Overall, the gender pay gap in New York State in 2019 was $8,821, with women earning 85.5% of what men earn, but this gap differed by race and ethnicity. For white workers, the gap was $12,000 (83%), while it was $3,500 for Hispanic workers (92%) and $2,900 for black workers (94%). There was no gender pay gap for Asian workers.
“Workers, especially women, still face a very difficult work environment when it comes to compensation, and we need to do more to create a level playing field in the workplace when it comes to wages,” Joyner said. .
The bill awaits action in the Senate and Assembly, and Joyner said she hopes it will pass in June.

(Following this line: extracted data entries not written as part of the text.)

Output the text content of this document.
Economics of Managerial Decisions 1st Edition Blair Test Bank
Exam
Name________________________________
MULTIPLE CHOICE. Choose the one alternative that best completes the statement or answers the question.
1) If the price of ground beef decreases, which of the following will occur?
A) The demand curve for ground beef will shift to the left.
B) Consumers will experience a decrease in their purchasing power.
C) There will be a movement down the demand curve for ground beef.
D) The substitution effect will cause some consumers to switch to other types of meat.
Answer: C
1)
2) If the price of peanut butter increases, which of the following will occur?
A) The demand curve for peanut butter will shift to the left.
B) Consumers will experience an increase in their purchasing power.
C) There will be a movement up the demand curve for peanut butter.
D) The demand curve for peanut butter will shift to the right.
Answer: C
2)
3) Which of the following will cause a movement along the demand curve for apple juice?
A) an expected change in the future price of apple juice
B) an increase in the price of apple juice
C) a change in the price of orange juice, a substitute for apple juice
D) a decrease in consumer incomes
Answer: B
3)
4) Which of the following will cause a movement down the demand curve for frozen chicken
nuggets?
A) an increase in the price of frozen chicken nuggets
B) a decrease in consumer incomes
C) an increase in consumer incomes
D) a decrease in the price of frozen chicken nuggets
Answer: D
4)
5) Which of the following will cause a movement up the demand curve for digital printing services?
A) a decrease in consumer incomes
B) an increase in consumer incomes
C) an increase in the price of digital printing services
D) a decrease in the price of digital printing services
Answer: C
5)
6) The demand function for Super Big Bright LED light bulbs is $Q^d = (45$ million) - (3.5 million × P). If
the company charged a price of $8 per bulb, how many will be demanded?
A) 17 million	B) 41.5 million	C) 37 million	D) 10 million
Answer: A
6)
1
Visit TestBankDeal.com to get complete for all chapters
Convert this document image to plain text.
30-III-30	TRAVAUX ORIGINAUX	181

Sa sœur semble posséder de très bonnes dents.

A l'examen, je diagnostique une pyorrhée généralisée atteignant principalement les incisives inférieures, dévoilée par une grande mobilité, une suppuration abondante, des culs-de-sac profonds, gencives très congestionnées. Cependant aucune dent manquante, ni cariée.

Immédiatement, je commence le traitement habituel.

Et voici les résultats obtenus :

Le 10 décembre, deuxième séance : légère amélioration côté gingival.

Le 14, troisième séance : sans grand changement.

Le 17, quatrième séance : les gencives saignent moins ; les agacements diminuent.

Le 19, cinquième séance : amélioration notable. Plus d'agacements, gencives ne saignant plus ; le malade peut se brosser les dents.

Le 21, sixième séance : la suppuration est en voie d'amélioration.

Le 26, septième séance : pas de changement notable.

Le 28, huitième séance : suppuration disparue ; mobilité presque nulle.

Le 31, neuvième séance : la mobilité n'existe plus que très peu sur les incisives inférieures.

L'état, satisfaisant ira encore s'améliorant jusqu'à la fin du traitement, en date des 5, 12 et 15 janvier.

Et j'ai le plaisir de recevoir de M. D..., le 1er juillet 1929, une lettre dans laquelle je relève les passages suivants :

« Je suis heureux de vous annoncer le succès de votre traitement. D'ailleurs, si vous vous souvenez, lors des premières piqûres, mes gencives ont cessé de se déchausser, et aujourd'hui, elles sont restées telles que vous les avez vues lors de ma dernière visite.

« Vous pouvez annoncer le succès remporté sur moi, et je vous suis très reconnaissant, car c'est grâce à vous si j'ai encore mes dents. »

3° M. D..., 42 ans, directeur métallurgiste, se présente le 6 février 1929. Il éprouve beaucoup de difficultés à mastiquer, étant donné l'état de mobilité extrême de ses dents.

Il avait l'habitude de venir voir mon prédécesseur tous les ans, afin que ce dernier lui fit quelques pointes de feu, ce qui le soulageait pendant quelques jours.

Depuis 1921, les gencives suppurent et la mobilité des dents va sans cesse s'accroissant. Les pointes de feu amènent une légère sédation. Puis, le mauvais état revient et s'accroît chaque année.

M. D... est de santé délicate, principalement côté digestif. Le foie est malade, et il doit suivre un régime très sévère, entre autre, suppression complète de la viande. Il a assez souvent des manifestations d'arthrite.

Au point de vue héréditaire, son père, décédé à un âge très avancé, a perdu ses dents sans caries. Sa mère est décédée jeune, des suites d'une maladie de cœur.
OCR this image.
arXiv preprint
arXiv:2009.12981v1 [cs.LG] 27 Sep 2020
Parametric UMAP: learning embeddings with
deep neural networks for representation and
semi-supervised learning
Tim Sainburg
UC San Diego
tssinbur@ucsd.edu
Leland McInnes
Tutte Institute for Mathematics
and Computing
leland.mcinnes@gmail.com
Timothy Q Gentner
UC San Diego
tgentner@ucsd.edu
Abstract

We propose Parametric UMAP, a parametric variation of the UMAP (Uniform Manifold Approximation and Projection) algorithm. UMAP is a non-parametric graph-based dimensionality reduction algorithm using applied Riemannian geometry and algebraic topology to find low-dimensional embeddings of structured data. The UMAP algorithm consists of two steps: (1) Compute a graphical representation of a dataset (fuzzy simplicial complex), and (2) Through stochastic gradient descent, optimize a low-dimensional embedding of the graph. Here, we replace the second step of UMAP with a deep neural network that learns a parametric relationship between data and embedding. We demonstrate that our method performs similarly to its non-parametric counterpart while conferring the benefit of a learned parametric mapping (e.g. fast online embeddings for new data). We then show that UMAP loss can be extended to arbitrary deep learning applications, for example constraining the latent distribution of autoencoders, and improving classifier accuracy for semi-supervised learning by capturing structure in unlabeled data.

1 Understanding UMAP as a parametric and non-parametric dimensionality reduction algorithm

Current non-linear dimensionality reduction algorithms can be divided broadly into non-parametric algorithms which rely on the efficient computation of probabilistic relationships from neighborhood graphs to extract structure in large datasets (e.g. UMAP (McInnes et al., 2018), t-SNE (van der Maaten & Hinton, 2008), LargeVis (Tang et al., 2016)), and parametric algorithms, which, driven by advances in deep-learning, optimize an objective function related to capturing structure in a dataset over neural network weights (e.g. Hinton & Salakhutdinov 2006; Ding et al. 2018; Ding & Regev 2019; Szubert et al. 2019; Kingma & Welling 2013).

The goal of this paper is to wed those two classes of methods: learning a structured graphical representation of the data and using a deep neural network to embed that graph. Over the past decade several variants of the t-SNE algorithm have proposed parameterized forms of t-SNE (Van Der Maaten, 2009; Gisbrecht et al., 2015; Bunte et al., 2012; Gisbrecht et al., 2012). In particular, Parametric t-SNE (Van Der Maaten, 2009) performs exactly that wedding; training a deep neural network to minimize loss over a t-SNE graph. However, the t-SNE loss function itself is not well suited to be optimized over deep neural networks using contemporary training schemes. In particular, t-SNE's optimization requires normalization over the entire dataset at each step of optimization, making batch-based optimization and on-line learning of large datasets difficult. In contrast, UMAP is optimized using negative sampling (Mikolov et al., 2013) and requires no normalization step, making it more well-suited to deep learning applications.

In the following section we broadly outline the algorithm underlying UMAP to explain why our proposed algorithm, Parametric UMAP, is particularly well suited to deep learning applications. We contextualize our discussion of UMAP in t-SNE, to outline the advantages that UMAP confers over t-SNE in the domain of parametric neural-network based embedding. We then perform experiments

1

Colorado’s Transparency Act went into effect last year, but a Denver-based 9News investigation found that at least 10 companies in May 2021, including Nike, Johnson & Johnson and Lincoln Financial, have stated in their advertisements that no Coloradans need apply for their openings. A later ruling from the Colorado Department of Labor outlined the regulations and said no company is exempt, even if the jobs are for remote work.
Meanwhile, a 2021 study by Harvard Business School Assistant Professor Zoe Cullen showed that making pay scales public reduces “individual workers’ bargaining power, leading to lower average wages.” The study found that wages fell by 2%, mainly by lowering men’s wages. The study used salary data from the American Community Survey and compared overall salaries in states where pay transparency exists to those where it does not. He modeled future effects based on these statistics.
“Empirical work and this model have shown that when employers get wind of the fact that there is greater transparency and have time to adjust wage-setting practices, they do so by negotiating more aggressively,” she said in a telephone interview. “They know that by increasing your salary, it weakens their negotiations. The result is that average wages are lower overall.